JerryZott -- this was envisioned in the design, but has not been implemented However, I think there's a simple workaround, you would just have to use the '$tdwallet(something)' keyword instead of '$tdwallet' (without something). Instead of asking Teradata Wallet to replace the $(username) keyword with the username provided earlier in the logon string, you could just supply that username twice:

tdpid/username,$tdwallet(username_$(tdpid))

Since you've already exposed the username in your script once, adding it a second time does not raise additional security concerns.

If you also hid the username in your wallet, you could try nested keywords:

tdpid/$tdwallet(usr1),$tdwallet($tdwallet(usr1)_$(tdpid))

Just make sure that all the open parentheses and dollar signs are properly escaped, if necessary, as discussed above.

New Member

Re: Introducing Teradata Wallet

I am trying to use Tdwallet in our enterprise scheduler (ESP) jobs to run our teradata jobs and the scheduler launches these jobs from a Linux slice (client). The ESP uses a non-interactive user id (Usr1) on the linux slice to launch these jobs and Usr1 doesn't have any password on the linux slice.

I know we can create wallet entries for an interactive user and invoke the wallet passwords through a bteq script. I would like to find out how to create wallet entries for the non-interactive client user? 

As showm below, I can only "su - " to the Usr1, but the user doesn't switch to Usr1 and cannot create wallet entries for this Usr1. 

[root@Linux1 ~]# su - Usr1

[root@Linux1 ~]# pwd

/root

[root@Linux1 ~]

My basic question is ,can we create wallet entries for non-interactive client ids? If so, how can we do it.
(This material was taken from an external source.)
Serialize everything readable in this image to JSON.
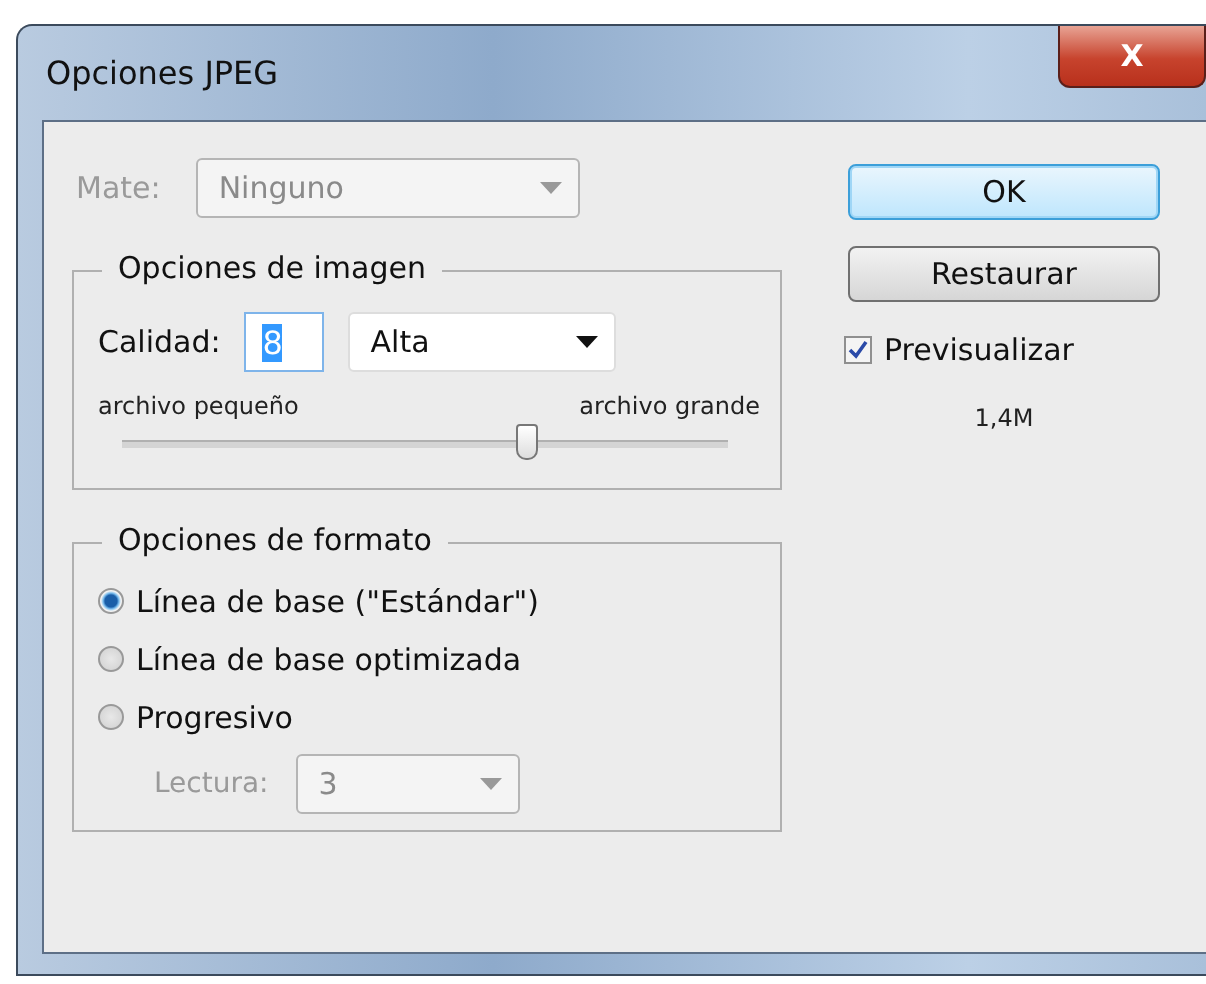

Any help would be appreciated. 

Teradata Employee

Re: Introducing Teradata Wallet

paluvayi -- there's a difference between a user with no password and a user with no shell access, but this is not my area of expertise. I think the command you want to use after "su" is "whoami", not "pwd". If Usr1 is the effective user, you should be able to create wallet entries. I suspect you should use "tdwallet addsk" instead of "tdwallet add" command. For more info, see

tdwallet help security

If Usr1 is not the effective user, you could try using the expect tool (mentioned in a comment above) to create wallet entries.

Not applicable

Re: Introducing Teradata Wallet

need help in setting up TDWallet.

1. I have installed TDWallet and was able to add item name with value to it.

2. When I tried to refer to this wlet item from "SQL Assistant" it is throwing me following error.

The Teradata Wallet software is not installed

(the HKEY_LOCAL_MACHINE\Software\Teradata\CLient\Teradata Wallet registry key does not exist)

 Another question is, I have some mload scripts on windows server which are executed on TDServer by SSIS packages. How can I use my wallet on the mloads used by these ssis packages.

Please let me know if I am missing anything.

Thanks,

P

Highlighted
Teradata Employee

Re: Introducing Teradata Wallet

sptdata said:

The Teradata Wallet software is not installed

(the HKEY_LOCAL_MACHINE\Software\Teradata\CLient\Teradata Wallet registry key does not exist)

Please make sure you installed the correct Windows package (32-bit or 64-bit). I would also make sure you have the latest available efixes of all Teradata client software from the same release, just in case this issue has already been fixed. If this doesn't help, please open an incident with GSC.

I have some mload scripts on windows server which are executed on TDServer by SSIS packages. How can I use my wallet on the mloads used by these ssis packages.

I don't know anything about SSIS. It sounds like you are executing mload on Teradata DBS nodes. I am hoping this was a conscious decision and you understand the potential impact on server performance. Having said that, you can certainly install Teradata Wallet on the same Teradata DBS nodes where mload executes. You would have to determine under which OS user mload is executed and add wallet entries for that user (on every node). If this doesn't answer your question, please open an incident with GSC.